A closer look at presynaptic GABA_B receptors

The probability of neurotransmitter release, which is a key determinant of synaptic strength, shows considerable heterogeneity between synapses, but the origin of such variability is unclear. GABA_B (γ-aminobutyric acid type B) receptors are located presynaptically on glutamatergic hippocampal boutons and are known to negatively regulate release probability. Previous studies on GABA_B receptors were undertaken on synapse populations, and so were unable to characterize their regulation by local conditions. Now, studying individual synaptic boutons, Laviv et al. show a role for this receptor in the variability in release probability and in the homeostatic regulation of hippocampal circuits.

GABA_B receptors are heterodimers, consisting of a GB1 and a GB2 subunit. To investigate whether the receptors are activated in the absence of neuronal firing, the authors blocked spike-dependent activity with tetrodotoxin and measured GB1–GB2 dimerization through fluorescence resonance energy transfer (FRET) between fluorescently tagged subunits. They showed that receptor dimerization occurred under such basal conditions, and to a variable degree at individual boutons along a single axon.

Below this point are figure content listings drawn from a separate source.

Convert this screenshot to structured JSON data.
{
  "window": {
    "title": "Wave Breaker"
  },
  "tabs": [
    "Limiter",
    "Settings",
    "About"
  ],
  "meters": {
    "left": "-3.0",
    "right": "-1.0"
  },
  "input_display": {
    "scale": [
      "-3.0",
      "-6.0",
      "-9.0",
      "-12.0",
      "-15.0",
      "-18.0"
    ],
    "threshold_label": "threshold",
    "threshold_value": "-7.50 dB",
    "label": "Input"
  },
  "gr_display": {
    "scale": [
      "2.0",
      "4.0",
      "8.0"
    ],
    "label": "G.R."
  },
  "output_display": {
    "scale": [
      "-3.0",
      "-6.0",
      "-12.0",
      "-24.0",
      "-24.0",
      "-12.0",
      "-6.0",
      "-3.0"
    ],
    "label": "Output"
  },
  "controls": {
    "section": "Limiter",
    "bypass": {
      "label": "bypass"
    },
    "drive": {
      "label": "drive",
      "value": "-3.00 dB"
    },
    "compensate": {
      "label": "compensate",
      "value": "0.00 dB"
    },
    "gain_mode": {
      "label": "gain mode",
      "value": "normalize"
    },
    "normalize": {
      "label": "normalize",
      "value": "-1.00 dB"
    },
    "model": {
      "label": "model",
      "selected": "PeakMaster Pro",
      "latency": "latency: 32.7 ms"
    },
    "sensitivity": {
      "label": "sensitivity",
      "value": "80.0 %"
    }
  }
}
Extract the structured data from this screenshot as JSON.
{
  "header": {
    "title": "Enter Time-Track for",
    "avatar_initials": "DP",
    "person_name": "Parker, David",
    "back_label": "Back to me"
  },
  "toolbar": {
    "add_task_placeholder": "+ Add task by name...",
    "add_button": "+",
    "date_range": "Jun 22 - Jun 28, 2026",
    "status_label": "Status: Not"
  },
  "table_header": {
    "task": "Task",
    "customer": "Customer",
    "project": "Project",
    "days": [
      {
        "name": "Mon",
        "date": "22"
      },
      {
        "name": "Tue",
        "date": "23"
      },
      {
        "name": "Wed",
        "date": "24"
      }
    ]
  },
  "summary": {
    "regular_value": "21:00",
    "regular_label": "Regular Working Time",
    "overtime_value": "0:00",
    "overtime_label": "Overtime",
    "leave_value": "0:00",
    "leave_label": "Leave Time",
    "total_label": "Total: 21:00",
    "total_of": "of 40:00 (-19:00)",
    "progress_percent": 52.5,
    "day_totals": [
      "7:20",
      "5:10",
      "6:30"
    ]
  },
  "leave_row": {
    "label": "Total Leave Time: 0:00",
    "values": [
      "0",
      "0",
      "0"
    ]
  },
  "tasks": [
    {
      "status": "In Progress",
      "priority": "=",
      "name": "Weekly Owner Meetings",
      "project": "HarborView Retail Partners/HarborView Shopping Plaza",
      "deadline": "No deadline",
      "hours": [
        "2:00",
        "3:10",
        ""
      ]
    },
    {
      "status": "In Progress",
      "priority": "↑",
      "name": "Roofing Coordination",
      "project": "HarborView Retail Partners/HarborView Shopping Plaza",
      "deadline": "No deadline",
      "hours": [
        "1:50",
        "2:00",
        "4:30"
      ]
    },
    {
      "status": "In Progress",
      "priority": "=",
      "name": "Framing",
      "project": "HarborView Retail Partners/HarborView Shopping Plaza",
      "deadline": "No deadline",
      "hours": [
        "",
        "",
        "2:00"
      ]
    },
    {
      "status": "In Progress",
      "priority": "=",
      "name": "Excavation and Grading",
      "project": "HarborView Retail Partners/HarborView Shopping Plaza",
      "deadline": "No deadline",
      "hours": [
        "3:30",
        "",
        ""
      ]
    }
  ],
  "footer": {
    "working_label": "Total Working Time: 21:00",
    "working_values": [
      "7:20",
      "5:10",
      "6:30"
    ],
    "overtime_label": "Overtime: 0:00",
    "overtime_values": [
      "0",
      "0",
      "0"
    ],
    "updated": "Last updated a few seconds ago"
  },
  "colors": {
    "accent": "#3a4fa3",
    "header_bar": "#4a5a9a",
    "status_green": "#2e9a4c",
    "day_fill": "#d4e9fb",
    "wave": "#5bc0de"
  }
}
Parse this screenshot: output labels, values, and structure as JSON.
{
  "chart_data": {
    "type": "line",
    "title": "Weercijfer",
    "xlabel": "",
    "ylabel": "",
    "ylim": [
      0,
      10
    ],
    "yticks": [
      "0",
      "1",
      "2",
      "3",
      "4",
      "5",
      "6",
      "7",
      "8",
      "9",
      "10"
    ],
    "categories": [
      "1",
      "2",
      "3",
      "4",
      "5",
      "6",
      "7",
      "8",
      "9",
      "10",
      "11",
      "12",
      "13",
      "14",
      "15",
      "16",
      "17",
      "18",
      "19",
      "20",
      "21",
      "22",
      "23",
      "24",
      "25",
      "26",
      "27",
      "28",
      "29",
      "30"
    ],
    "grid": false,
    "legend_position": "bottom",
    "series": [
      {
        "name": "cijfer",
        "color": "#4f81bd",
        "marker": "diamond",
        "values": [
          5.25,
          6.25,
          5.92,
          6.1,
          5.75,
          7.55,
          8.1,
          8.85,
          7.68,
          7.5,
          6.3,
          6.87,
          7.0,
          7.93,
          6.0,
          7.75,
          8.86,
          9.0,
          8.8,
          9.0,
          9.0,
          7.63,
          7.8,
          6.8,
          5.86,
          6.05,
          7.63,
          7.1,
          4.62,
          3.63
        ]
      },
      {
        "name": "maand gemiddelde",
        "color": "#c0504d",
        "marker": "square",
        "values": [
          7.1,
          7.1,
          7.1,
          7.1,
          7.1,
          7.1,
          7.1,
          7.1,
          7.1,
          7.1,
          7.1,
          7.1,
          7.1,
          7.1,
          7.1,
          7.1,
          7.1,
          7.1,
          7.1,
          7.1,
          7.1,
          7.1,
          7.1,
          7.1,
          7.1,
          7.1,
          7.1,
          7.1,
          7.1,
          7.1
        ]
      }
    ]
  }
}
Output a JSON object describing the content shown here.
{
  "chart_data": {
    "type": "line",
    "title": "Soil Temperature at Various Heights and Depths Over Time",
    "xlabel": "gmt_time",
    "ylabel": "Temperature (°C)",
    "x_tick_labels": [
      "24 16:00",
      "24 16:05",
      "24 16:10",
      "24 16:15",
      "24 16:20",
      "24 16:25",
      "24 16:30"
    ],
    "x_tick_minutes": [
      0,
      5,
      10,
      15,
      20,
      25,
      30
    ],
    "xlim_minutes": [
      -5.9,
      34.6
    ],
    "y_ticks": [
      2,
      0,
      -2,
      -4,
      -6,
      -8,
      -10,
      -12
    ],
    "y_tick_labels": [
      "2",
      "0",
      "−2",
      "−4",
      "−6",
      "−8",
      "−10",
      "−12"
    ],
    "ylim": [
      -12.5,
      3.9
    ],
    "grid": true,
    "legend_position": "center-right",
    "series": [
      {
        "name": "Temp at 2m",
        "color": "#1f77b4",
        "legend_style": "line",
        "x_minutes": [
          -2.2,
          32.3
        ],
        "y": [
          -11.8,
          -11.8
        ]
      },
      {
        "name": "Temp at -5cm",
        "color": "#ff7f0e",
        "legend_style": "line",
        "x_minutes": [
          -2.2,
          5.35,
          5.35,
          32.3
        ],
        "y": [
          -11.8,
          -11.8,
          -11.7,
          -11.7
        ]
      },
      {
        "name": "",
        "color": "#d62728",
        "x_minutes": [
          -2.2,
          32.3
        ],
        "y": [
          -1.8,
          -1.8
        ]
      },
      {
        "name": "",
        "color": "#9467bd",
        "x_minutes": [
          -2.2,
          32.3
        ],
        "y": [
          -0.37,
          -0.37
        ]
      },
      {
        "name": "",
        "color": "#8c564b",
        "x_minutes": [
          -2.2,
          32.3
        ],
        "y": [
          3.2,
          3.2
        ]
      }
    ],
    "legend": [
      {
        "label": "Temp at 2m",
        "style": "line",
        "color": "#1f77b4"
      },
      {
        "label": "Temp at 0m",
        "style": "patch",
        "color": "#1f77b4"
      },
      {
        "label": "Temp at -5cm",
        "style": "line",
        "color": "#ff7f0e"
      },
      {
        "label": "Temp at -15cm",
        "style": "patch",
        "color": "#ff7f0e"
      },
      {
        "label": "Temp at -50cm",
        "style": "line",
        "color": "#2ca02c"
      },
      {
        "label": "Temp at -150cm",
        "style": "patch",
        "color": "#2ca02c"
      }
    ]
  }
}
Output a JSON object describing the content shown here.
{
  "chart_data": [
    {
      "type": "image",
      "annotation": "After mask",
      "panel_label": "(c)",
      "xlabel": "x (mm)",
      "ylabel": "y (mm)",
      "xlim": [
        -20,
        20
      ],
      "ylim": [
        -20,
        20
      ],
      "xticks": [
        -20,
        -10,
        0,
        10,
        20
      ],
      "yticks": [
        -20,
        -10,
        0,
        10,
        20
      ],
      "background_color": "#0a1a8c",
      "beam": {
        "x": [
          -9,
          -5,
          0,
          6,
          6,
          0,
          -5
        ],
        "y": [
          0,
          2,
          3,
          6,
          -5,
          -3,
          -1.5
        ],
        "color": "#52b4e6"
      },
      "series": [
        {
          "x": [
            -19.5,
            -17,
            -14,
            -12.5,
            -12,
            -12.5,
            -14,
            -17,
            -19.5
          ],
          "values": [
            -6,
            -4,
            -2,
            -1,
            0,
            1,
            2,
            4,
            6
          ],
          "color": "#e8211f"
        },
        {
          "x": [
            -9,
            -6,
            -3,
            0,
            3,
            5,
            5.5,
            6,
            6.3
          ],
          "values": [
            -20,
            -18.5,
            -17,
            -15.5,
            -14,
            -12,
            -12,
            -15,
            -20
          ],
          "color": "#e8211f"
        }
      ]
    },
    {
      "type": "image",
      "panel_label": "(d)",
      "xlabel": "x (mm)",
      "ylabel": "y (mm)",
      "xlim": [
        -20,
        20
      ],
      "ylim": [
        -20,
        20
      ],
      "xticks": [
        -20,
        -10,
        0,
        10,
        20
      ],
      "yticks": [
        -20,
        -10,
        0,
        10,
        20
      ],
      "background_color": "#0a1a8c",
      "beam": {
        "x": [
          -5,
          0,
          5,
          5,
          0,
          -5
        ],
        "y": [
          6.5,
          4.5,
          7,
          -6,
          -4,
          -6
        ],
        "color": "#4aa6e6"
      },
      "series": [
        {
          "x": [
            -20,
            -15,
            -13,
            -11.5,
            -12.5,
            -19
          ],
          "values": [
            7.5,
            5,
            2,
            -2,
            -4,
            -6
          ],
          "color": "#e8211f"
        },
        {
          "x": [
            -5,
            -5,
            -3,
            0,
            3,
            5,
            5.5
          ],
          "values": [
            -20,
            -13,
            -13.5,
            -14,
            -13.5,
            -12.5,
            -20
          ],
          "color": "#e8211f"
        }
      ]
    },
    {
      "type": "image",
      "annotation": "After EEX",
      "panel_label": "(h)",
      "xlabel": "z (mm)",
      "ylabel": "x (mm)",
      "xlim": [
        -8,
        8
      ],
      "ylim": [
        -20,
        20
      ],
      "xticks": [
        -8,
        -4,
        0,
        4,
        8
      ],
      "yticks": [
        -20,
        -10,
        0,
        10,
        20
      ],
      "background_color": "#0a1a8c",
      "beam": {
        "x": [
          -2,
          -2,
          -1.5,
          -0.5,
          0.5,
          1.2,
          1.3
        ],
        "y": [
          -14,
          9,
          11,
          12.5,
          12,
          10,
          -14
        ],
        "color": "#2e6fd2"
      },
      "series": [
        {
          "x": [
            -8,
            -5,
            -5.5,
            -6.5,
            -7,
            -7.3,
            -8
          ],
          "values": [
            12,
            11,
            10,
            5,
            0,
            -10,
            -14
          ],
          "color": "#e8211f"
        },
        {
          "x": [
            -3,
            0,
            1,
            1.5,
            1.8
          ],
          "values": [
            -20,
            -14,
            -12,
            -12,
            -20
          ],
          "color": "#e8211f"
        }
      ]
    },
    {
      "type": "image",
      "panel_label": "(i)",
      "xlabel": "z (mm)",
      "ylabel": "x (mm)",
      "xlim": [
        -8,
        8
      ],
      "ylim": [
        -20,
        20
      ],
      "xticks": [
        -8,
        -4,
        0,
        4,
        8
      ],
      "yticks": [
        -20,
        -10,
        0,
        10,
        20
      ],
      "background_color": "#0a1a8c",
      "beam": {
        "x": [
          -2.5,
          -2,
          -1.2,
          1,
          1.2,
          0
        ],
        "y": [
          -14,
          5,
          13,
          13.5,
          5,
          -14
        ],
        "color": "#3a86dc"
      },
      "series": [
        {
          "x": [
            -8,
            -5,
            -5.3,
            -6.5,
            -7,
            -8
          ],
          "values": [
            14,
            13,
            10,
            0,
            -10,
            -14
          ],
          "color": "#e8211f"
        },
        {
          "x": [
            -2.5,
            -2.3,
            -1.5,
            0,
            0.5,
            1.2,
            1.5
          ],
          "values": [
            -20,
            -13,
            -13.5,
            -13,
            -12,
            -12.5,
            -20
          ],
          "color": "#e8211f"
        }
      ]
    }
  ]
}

The intersynapse variability was not observed at non-functional boutons lacking synaptic vesicle release, suggesting that it is not an intrinsic property of the GABA_B receptor. Conversely, heterogeneity of the FRET signal was reduced by pharmacologically inhibiting the GABA_B receptor or by maximally activating the receptor with a saturating dose of the GABA_B agonist baclofen. Local variations in GABA levels therefore seem to underlie the heterogeneity of GABA_B receptor activation across hippocampal boutons.

Next, the authors undertook the ambitious approach of integrated FM dye-based tracking, which indicates presynaptic vesicle turnover, with FRET imaging. They showed that GABA_B receptor dimerization is inversely correlated with the probability of glutamate release at individual synapses, both at rest and under 1-Hz field stimulation to the same population of boutons.

The authors sought to determine whether the GABA_B receptor plays a part in long-term adaptation of synaptic connections to prolonged neuronal inactivity. Pharmacological blockade of neurotransmission for 48 hours reduced the FRET signal between GB1 and GB2 and increased the probability of vesicle release, suggesting a homeostatic mechanism to counteract the reduced synaptic transmission. Prolonged inactivity affected neither the properties of GABA_B receptors nor GABA clearance, suggesting that the presynaptic enhancement was caused by a reduction in basal GABA levels. Thus, regulation of basal GABA_B receptor activity may play a part in synaptic homeostasis in response to changes in ongoing neuronal activity.

Finally, the authors compared the influence of the GABA_B receptor at various points along the dendritic tree. They found that GABA_B tone was higher at thick, proximal dendrites than at short, distal ones, and proposed that this may arise from the more highly innervated nature of proximal branches, which would lead to shorter diffusion distances for GABA from the site of release to presynaptic excitatory boutons.

Together, these studies shed light on presynaptic regulation by GABA_B receptors that has important implications for the modulation of synaptic strength in the hippocampus and hence for learning and memory.